L’origine de cette université fameuse se lie au siège que soutint, en 1573, la ville de Leyde. On connaît les causes qui avaient soulevé les Provinces-Unies contre la domination de l’Espagne. La liberté de conscience indignement violée, le despotisme politique et religieux, l’inquisition, la censure, les impôts arbitraires, tout avait exaspéré le sentiment national. « En ce temps-là, dit l’historien Hooft[1], les rangs, les sexes, les âges furent confondus dans une persécution générale. On ne voyait partout que des instrumens de supplice. Les gibets et les roues n’y pouvaient suffire. Les arbres qui bordaient les routes étaient surchargés de cadavres. Ailleurs s’élevaient les flammes de bûchers sans nombre.
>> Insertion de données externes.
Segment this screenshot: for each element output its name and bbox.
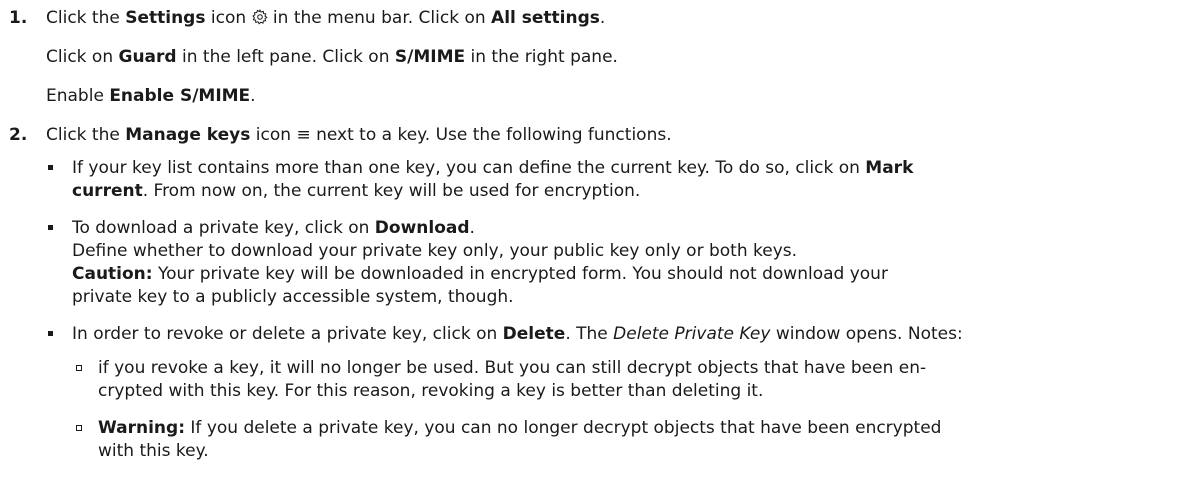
settings-label: Settings xyxy=(125,8,206,28)
bullet-1-line-1: If your key list contains more than one … xyxy=(72,158,914,178)
menu-lines-icon: ≡ xyxy=(296,125,311,145)
bullet-2-line-4: private key to a publicly accessible sys… xyxy=(72,287,514,307)
sub-bullet-2-line-1: Warning: If you delete a private key, yo… xyxy=(98,418,942,438)
step-1-line-2: Click on Guard in the left pane. Click o… xyxy=(46,47,618,67)
smime-label: S/MIME xyxy=(394,47,466,67)
all-settings-label: All settings xyxy=(491,8,600,28)
gear-icon xyxy=(251,9,268,31)
step-number: 1. xyxy=(9,8,28,28)
warning-label: Warning: xyxy=(98,418,186,438)
bullet-1-line-2: current. From now on, the current key wi… xyxy=(72,181,641,201)
caution-label: Caution: xyxy=(72,264,153,284)
enable-smime-label: Enable S/MIME xyxy=(109,86,251,106)
sub-bullet-1-line-1: if you revoke a key, it will no longer b… xyxy=(98,358,927,378)
guard-label: Guard xyxy=(118,47,177,67)
bullet-2-line-1: To download a private key, click on Down… xyxy=(72,218,475,238)
step-1-line-3: Enable Enable S/MIME. xyxy=(46,86,256,106)
step-number: 2. xyxy=(9,125,28,145)
bullet-marker xyxy=(48,331,53,336)
step-2-line-1: Click the Manage keys icon ≡ next to a k… xyxy=(46,125,672,145)
download-label: Download xyxy=(374,218,470,238)
delete-private-key-window-name: Delete Private Key xyxy=(613,324,771,344)
bullet-2-line-3: Caution: Your private key will be downlo… xyxy=(72,264,888,284)
bullet-marker xyxy=(48,165,53,170)
step-1-line-1: Click the Settings icon in the menu bar.… xyxy=(46,7,605,31)
sub-bullet-marker xyxy=(76,425,82,431)
delete-label: Delete xyxy=(502,324,566,344)
bullet-marker xyxy=(48,225,53,230)
sub-bullet-2-line-2: with this key. xyxy=(98,441,209,461)
sub-bullet-marker xyxy=(76,365,82,371)
instructions-document: 1. Click the Settings icon in the menu b… xyxy=(0,0,1201,501)
manage-keys-label: Manage keys xyxy=(125,125,251,145)
bullet-3-line-1: In order to revoke or delete a private k… xyxy=(72,324,963,344)
bullet-2-line-2: Define whether to download your private … xyxy=(72,241,798,261)
sub-bullet-1-line-2: crypted with this key. For this reason, … xyxy=(98,381,764,401)
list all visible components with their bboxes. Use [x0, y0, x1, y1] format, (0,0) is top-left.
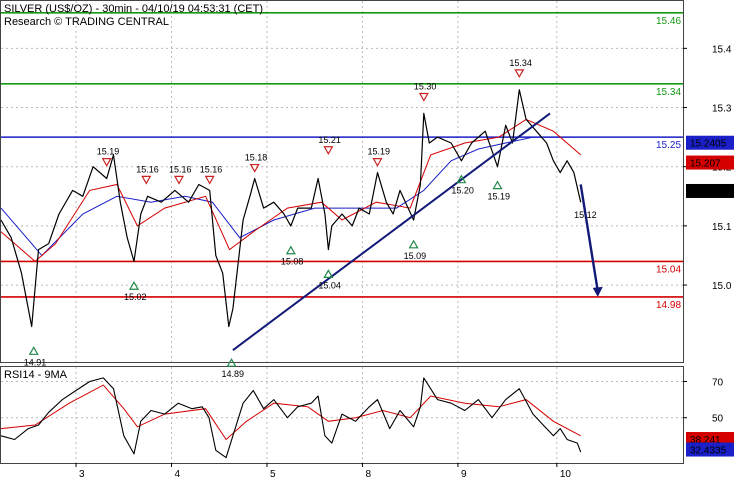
- price-badge-label: 15.207: [690, 159, 721, 170]
- high-label: 15.16: [200, 164, 223, 174]
- high-label: 15.19: [367, 147, 390, 157]
- y-tick-label: 15.0: [712, 281, 732, 292]
- low-label: 15.09: [404, 251, 427, 261]
- level-label: 15.04: [656, 264, 681, 275]
- level-label: 15.25: [656, 140, 681, 151]
- price-badge-label: 15.2405: [690, 139, 727, 150]
- rsi-panel-label: RSI14 - 9MA: [4, 369, 68, 381]
- rsi-y-tick-label: 70: [712, 377, 724, 388]
- chart-title: SILVER (US$/OZ) - 30min - 04/10/19 04:53…: [4, 3, 263, 15]
- high-label: 15.19: [97, 147, 120, 157]
- low-label: 15.02: [124, 292, 147, 302]
- x-tick-label: 4: [175, 469, 181, 480]
- low-label: 15.20: [451, 186, 474, 196]
- price-badge-label: 15.159: [690, 187, 721, 198]
- level-label: 15.46: [656, 16, 681, 27]
- target-label: 15.12: [574, 210, 597, 220]
- low-label: 14.91: [24, 357, 47, 367]
- high-label: 15.18: [245, 153, 268, 163]
- high-label: 15.16: [136, 164, 159, 174]
- y-tick-label: 15.1: [712, 222, 732, 233]
- level-label: 15.34: [656, 87, 681, 98]
- low-label: 15.04: [318, 280, 341, 290]
- y-tick-label: 15.4: [712, 44, 732, 55]
- chart-source: Research © TRADING CENTRAL: [4, 16, 169, 28]
- chart-root: 15.46 15.34 15.25 15.04 14.98 15.19 15.16 15.1…: [0, 0, 735, 480]
- high-label: 15.21: [318, 135, 341, 145]
- x-tick-label: 10: [560, 469, 572, 480]
- rsi-badge-label: 32.4335: [690, 446, 727, 457]
- y-tick-label: 15.3: [712, 104, 732, 115]
- low-label: 15.08: [281, 257, 304, 267]
- level-label: 14.98: [656, 300, 681, 311]
- x-tick-label: 8: [365, 469, 371, 480]
- x-tick-label: 5: [270, 469, 276, 480]
- high-label: 15.16: [169, 164, 192, 174]
- chart-svg: 15.4615.3415.2515.0414.98 15.1915.16 15.1…: [0, 0, 735, 480]
- high-label: 15.30: [414, 82, 437, 92]
- x-tick-label: 9: [461, 469, 467, 480]
- rsi-y-tick-label: 50: [712, 414, 724, 425]
- low-label: 14.89: [222, 369, 245, 379]
- low-label: 15.19: [487, 192, 510, 202]
- x-tick-label: 3: [79, 469, 85, 480]
- high-label: 15.34: [509, 58, 532, 68]
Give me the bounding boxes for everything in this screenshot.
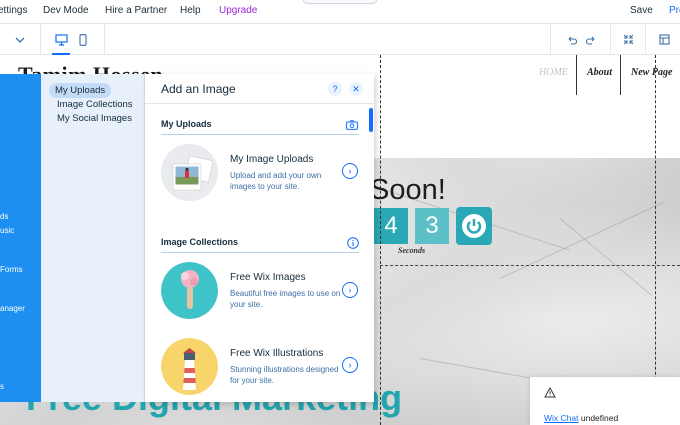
chevron-down-icon[interactable]	[12, 24, 28, 55]
subnav-my-uploads[interactable]: My Uploads	[49, 83, 112, 98]
subnav-my-social-images[interactable]: My Social Images	[51, 111, 138, 126]
section-title-collections: Image Collections	[161, 237, 239, 247]
redo-icon[interactable]	[584, 24, 598, 55]
layout-icon[interactable]	[656, 24, 672, 55]
item-title[interactable]: Free Wix Images	[230, 272, 306, 283]
free-images-thumbnail[interactable]	[161, 262, 218, 319]
free-illustrations-thumbnail[interactable]	[161, 338, 218, 395]
chevron-right-icon[interactable]: ›	[342, 357, 358, 373]
uploads-thumbnail[interactable]	[161, 144, 218, 201]
item-title[interactable]: My Image Uploads	[230, 154, 313, 165]
desktop-icon[interactable]	[53, 24, 69, 55]
countdown-digit: 3	[415, 208, 449, 244]
menu-dev-mode[interactable]: Dev Mode	[43, 5, 89, 16]
warning-icon	[544, 387, 556, 398]
item-title[interactable]: Free Wix Illustrations	[230, 348, 323, 359]
nav-about[interactable]: About	[587, 67, 612, 78]
item-desc: Stunning illustrations designed for your…	[230, 365, 339, 385]
close-button[interactable]: ✕	[349, 82, 363, 96]
mobile-icon[interactable]	[76, 24, 90, 55]
save-button[interactable]: Save	[630, 5, 653, 16]
info-icon[interactable]	[347, 237, 359, 249]
left-sidebar: ds usic Forms anager s	[0, 74, 41, 402]
item-desc: Beautiful free images to use on your sit…	[230, 289, 341, 309]
editor-toolbar	[0, 24, 680, 55]
chat-notice: Wix Chat undefined	[530, 377, 680, 425]
wix-chat-link[interactable]: Wix Chat	[544, 413, 578, 423]
sidebar-item-forms[interactable]: Forms	[0, 265, 23, 274]
coming-soon-text: Soon!	[370, 174, 446, 206]
menu-help[interactable]: Help	[180, 5, 201, 16]
section-title-uploads: My Uploads	[161, 119, 212, 129]
subnav-image-collections[interactable]: Image Collections	[51, 97, 139, 112]
help-button[interactable]: ?	[328, 82, 342, 96]
grid-guide	[655, 55, 656, 425]
preview-button[interactable]: Pre	[669, 5, 680, 16]
chevron-right-icon[interactable]: ›	[342, 163, 358, 179]
sidebar-item-manager[interactable]: anager	[0, 304, 25, 313]
nav-new-page[interactable]: New Page	[631, 67, 672, 78]
camera-icon[interactable]	[346, 120, 358, 130]
seconds-label: Seconds	[398, 246, 426, 255]
undo-icon[interactable]	[564, 24, 578, 55]
sidebar-item-s[interactable]: s	[0, 382, 4, 391]
menu-hire-partner[interactable]: Hire a Partner	[105, 5, 167, 16]
collapse-icon[interactable]	[620, 24, 636, 55]
item-desc: Upload and add your own images to your s…	[230, 171, 322, 191]
sidebar-item-ds[interactable]: ds	[0, 212, 8, 221]
power-icon	[456, 207, 492, 245]
scrollbar-thumb[interactable]	[369, 108, 373, 132]
nav-home[interactable]: HOME	[539, 67, 568, 78]
section-guide	[380, 265, 680, 266]
notice-text: undefined	[580, 413, 619, 423]
image-subnav: My Uploads Image Collections My Social I…	[41, 74, 145, 402]
menu-upgrade[interactable]: Upgrade	[219, 5, 257, 16]
panel-header: Add an Image ? ✕	[145, 74, 374, 104]
panel-title: Add an Image	[161, 82, 236, 96]
search-tab[interactable]	[302, 0, 378, 4]
grid-guide	[380, 55, 381, 425]
add-image-panel: Add an Image ? ✕ My Uploads My Image Upl…	[145, 74, 374, 402]
menu-settings[interactable]: ettings	[0, 5, 27, 16]
top-menu-bar: ettings Dev Mode Hire a Partner Help Upg…	[0, 0, 680, 24]
sidebar-item-music[interactable]: usic	[0, 226, 14, 235]
chevron-right-icon[interactable]: ›	[342, 282, 358, 298]
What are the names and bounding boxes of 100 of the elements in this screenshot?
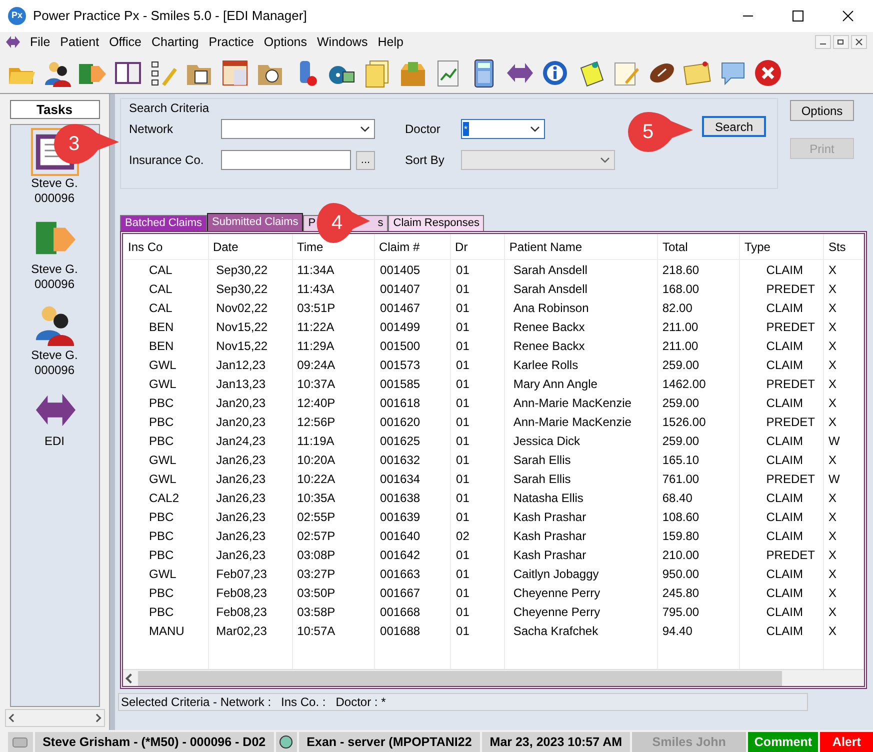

Chaque jour se dressaient des échafauds où coulait le sang. L’air même, source de la vie, en était comme infecté et ressemblait à un immense tombeau. » Alors on vit un spectacle unique dans l’histoire du monde. Quelques centaines d’hommes poussés au désespoir, des pêcheurs, des bergers, des négocians, s’unirent pour lutter contre l’écrasante oppression d’un gouvernement fort et contre des armées réputées invincibles. Suivant l’exemple donné par d’autres villes de la Hollande, les habitans de Leyde s’étaient déclarés en faveur de l’union des provinces, mais dans les derniers jours d’octobre ils furent attaqués et cernés par les Espagnols. Le prince d’Orange leur écrivit d’organiser à tout prix la résistance. Il s’engageait de son côté à chercher tous les moyens de venir à leur secours. « Tenez trois mois, leur disait-il ; quand même le siège durerait plus longtemps, ne perdez pas courage. Si vous persévérez malgré les angoisses de la faim, la délivrance est certaine ; si au contraire vous fléchissez une servitude éternelle vous attend. » L’ennemi cherchait cependant par de flatteuses promesses à s’ouvrir l’entrée de la place. À de telles avances, les insurgés ne ; répondirent que par ce vers latin :

Fistuta dulce canit, volucrem dum decipit auceps.

La défense de la ville fut confiée à Janus Douza. Les citoyens s’engagèrent par serment à s’ensevelir sous les débris de leurs maisons

  1. Hooft a été surnommé le Tacite de la Hollande. Imitateur patient et quelquefois heureux de l’historien romain, il a raconté dans un style énergique les principaux événemens de la guerre de l’indépendance. Nous avons d’ailleurs puisé à une source d’indications non moins précieuses et plus pittoresques. Un membre distingué des états-généraux, M. Wintgens, a bien voulu nous communiquer une collection d’anciennes gravures qui embrasse toute l’histoire du pays avec les costumes, les figures, le style de chaque époque.